A major gamma ray flare was detected in PKS 0208−512 between November 2019 and May 2020. Fermi-LAT observations proposed that its daily average gamma ray flux at > 100 MeV amplified to 1.1±0.2×10^−6 ph cm^{−2} s^{−1} on November 29, 2019, and subsequently to 2.0±0.3×10^−6 photons cm^{−2} s^{−1} by March 15, 2020. During the activity, the gamma ray lightcurve exhibited multiple peaks indicating the presence of subflares.

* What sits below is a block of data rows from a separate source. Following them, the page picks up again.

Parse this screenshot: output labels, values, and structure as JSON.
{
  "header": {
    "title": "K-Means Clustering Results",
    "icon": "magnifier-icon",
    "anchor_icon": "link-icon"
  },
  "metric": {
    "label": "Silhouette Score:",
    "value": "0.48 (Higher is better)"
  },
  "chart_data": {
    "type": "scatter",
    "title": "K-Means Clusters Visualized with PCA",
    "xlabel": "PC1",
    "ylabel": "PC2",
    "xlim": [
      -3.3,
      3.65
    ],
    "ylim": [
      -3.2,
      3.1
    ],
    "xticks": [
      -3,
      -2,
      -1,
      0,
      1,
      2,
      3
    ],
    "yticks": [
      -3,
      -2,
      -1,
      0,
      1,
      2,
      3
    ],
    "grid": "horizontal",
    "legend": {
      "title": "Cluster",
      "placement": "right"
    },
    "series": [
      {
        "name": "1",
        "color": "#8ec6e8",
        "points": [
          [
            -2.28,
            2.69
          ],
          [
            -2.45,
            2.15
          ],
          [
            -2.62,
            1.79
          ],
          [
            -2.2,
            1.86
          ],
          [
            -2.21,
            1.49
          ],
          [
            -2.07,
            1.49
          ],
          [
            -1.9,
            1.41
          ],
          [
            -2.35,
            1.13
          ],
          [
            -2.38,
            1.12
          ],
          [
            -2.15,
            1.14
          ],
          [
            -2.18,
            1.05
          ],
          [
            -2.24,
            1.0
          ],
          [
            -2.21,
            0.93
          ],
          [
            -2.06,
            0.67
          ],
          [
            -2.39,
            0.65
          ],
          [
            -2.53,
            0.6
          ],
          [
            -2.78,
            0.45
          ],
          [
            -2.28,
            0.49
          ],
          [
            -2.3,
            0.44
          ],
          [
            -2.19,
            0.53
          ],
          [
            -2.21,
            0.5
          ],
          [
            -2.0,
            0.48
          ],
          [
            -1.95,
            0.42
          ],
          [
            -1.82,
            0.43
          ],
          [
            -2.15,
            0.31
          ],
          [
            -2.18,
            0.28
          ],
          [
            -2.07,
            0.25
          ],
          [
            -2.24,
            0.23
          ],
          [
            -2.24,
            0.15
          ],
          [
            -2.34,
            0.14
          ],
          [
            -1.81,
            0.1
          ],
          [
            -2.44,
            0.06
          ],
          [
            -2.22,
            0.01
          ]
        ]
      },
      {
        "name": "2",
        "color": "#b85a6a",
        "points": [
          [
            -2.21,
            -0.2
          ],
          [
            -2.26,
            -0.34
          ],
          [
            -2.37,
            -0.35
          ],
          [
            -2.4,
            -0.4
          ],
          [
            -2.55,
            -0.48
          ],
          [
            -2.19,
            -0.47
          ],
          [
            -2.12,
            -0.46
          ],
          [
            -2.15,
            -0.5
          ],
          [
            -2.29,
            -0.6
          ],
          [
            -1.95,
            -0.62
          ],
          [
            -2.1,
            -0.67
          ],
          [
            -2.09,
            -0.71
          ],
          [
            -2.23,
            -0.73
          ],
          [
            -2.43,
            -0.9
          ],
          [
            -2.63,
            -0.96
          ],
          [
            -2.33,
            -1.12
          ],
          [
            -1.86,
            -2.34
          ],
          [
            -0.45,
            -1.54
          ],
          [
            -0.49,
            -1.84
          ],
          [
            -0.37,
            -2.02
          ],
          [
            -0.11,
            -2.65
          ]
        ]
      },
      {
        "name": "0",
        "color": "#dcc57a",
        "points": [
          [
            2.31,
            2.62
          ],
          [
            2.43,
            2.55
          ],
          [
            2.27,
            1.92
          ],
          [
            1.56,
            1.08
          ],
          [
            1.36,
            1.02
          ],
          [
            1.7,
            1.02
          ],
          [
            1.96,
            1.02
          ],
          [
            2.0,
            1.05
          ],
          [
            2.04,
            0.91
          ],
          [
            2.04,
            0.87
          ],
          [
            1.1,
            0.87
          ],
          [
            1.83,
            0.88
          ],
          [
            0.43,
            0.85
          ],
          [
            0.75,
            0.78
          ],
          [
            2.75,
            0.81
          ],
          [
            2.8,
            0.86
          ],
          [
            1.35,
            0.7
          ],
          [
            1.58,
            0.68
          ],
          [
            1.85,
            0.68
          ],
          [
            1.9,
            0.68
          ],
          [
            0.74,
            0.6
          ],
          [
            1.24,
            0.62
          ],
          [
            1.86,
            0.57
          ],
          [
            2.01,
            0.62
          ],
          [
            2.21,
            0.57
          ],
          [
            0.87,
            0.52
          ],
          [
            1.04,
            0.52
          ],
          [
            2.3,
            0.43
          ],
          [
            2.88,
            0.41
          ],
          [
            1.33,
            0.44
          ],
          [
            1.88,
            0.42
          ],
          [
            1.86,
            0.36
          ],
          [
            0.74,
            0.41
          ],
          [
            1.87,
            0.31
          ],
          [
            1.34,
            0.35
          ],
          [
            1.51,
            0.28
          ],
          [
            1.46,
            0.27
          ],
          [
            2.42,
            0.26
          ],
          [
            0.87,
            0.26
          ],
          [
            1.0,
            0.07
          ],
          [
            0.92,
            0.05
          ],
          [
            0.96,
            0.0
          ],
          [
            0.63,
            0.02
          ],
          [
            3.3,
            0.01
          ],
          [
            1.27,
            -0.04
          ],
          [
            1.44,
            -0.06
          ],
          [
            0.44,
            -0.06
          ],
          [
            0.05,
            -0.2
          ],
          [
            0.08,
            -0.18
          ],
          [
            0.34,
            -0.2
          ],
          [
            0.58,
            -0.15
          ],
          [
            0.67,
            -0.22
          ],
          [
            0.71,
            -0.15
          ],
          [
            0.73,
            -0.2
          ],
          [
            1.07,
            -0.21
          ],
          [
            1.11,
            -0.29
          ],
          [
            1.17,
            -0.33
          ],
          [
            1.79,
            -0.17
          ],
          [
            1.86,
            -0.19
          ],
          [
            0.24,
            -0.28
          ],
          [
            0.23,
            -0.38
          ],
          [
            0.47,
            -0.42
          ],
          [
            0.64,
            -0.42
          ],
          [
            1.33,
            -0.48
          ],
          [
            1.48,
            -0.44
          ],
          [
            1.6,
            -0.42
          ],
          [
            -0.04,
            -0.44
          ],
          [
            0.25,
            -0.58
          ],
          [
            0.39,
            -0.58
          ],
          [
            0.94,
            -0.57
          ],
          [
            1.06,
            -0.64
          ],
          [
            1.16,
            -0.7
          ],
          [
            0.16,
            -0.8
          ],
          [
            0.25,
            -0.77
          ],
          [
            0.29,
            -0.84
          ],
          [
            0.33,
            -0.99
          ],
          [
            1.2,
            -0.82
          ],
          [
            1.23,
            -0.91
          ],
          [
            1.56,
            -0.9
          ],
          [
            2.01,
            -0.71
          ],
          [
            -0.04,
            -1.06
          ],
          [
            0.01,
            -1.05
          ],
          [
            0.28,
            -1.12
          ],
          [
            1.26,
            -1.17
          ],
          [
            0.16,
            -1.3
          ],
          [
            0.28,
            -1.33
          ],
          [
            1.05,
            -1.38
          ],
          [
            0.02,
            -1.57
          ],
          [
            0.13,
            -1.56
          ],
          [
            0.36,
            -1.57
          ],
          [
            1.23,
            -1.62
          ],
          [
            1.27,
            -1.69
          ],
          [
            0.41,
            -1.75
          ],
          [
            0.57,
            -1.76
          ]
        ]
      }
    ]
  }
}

PKS 0208−512 has a complex radio structure. It is made up of a compact radio core with a projected spectral flux density of 2.8 Jansky and a jet component located at a position angle of 234° from the core with an angular separation of 1.7 mas. Using 2.3 and 5.0 GHz results, the core has a spectral index of 0.15, as well as having an obtained brightness temperature of 1.9 trillion K. There is also a long jet present at a position angle of −129°. This jet is found similar to the milliarcsecond-scale radio jet's position angle, suggesting it is straight from parsec to kiloparsec scales. When seen through the jet's structure, there are four knot regions which increases orderly from the nucleus.

The supermassive black hole in PKS 0208−512 is estimated to be 6×10^7 solar mass based on an assumption of its isotopic Eddington-limited emission. A luminosity of L_{d} ≈ 8×10^45 erg/s was estimated for its accretion disk.